F174 involved Mr Sheth placing three buy orders of 500 lots each and Mr Lopez placing a buy order of 200 lots at the same time as Mr Lopez had a 25 lot sell order on the market. The buy orders were cancelled after the sell order traded.

(2)

F176 involved Mr Sheth placing a series of seven buy orders of 500 lots each (not all of which overlapped) whilst having an 80 lot sell order on the market, followed by a 10 lot sell order. Some of the buy orders were cancelled before the sell orders had traded fully, and once the sell orders had traded the remaining buy orders were cancelled.

229.

Mr Urra was informed of this letter on 28 or 29 July 2016. He attended an interview with Compliance at 8.30 am on 29 July 2016, returned with a note of his initial thoughts at midday, produced a revised note on 2 August 2016 and was interviewed again on 5 August 2016. Mr Sheth was interviewed by Compliance on 3 and 10 August 2016. (Mr Lopez was on holiday for the first two weeks in August 2016 and he was not interviewed by Compliance until 29 September 2016, ie after MHI had responded to the Eurex Letter.)

230.

The pattern of trading activity ceased immediately.
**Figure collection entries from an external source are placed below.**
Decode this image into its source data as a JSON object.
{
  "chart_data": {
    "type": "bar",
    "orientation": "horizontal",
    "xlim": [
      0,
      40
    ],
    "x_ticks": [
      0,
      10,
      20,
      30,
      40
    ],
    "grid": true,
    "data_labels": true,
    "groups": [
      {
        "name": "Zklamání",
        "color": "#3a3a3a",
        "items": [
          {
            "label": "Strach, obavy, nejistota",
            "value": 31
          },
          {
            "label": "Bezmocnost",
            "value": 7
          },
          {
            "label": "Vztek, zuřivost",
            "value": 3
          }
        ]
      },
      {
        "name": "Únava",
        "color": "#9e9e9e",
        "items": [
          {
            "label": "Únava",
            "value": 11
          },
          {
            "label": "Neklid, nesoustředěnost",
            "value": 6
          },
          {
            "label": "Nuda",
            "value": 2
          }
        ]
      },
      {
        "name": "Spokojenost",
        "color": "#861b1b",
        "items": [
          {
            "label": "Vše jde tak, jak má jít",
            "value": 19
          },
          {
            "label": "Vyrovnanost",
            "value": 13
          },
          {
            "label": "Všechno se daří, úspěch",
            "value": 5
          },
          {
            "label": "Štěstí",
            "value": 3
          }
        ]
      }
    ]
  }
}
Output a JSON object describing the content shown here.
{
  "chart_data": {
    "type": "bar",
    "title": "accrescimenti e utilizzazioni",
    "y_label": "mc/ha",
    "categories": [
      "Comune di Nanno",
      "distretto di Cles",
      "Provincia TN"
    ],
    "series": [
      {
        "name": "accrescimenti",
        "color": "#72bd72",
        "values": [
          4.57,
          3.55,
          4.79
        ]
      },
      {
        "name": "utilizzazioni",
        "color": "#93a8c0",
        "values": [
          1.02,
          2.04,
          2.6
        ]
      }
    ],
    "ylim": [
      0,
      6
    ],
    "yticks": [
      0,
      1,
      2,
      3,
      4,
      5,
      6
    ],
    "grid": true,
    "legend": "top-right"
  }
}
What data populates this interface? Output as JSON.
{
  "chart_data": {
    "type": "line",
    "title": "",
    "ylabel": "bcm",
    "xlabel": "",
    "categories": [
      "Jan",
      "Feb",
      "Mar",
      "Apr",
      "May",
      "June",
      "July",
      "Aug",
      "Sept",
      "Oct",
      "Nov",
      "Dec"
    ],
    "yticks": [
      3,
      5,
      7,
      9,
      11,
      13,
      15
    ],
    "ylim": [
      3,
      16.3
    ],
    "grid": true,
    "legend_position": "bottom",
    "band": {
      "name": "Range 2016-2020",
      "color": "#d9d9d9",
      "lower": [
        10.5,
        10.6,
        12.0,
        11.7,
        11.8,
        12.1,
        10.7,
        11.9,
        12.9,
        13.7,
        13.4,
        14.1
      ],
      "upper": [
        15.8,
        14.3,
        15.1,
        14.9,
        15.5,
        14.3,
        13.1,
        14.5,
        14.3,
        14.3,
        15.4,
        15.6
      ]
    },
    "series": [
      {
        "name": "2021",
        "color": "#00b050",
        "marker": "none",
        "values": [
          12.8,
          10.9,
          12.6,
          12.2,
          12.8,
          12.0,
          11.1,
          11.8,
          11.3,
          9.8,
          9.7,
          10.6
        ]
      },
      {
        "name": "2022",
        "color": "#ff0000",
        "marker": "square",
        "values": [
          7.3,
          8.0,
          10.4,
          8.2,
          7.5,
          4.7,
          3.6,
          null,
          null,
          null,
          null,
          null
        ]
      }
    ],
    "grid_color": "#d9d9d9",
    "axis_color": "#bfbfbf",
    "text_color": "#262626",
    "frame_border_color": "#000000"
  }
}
On 28 July 2016 there were nine instances (F225 to F233) which between them involved each of the Traders, with F233 taking place at around 4pm on 28 July 2016. The Tribunal finds that Compliance told Mr Urra that the Desk must no longer place large orders in Futures away from the touch and that he informed Mr Lopez and Mr Sheth of this instruction.

231.

MHI responded to MSUSA on 22 August 2016. That letter, which was sent by Mr Joshi, had been reviewed by Mr Heiberg and others at MHI, as well as MHI’s legal advisors. MSUSA then provided this response to the Exchange.

232.

MHI’s response to MSUSA included:

(1)

Futures are used for hedging of positions (or potential positions) arising from cash bond transactions executed with clients.

(2)

The desk also seeks to build “basis/curve” positions using cash bond positions and futures positions at levels which would be attractive for clients.

(3)

The “ask” orders were entered and executed to hedge transactions in cash bonds, the “bid” orders were “to establish a “basis/curve” position of some size within the firm’s market making book at an attractive level for clients. These orders also help traders to understand the direction and depth of the market”. The “bid” orders were placed at about the same time as the ask orders as the “desk was of the view that there may have been interest in an order of this size due to potential wider selling activity in the government bond market at that time”. The bid orders were deleted without execution as the desk determined that the market interest at this size and price level had not materialised.

(4)

MHI’s traders have emphasised that the orders put to the market are real executable orders; if the order is filled, this is fully honoured and the transaction is settled. MHI has in an economic sense its capital at risk.

(5)

The large multiple orders were a result of a trader who intended to amend the bid price for an existing order but instead entering new orders and failing to cancel the previous orders and as being a mistake.

(6)

MHI’s management has instructed its traders “not to place these types of order on the Exchange until further notice”.

233.

The Exchange acknowledged receipt of this letter and did not ask any further questions.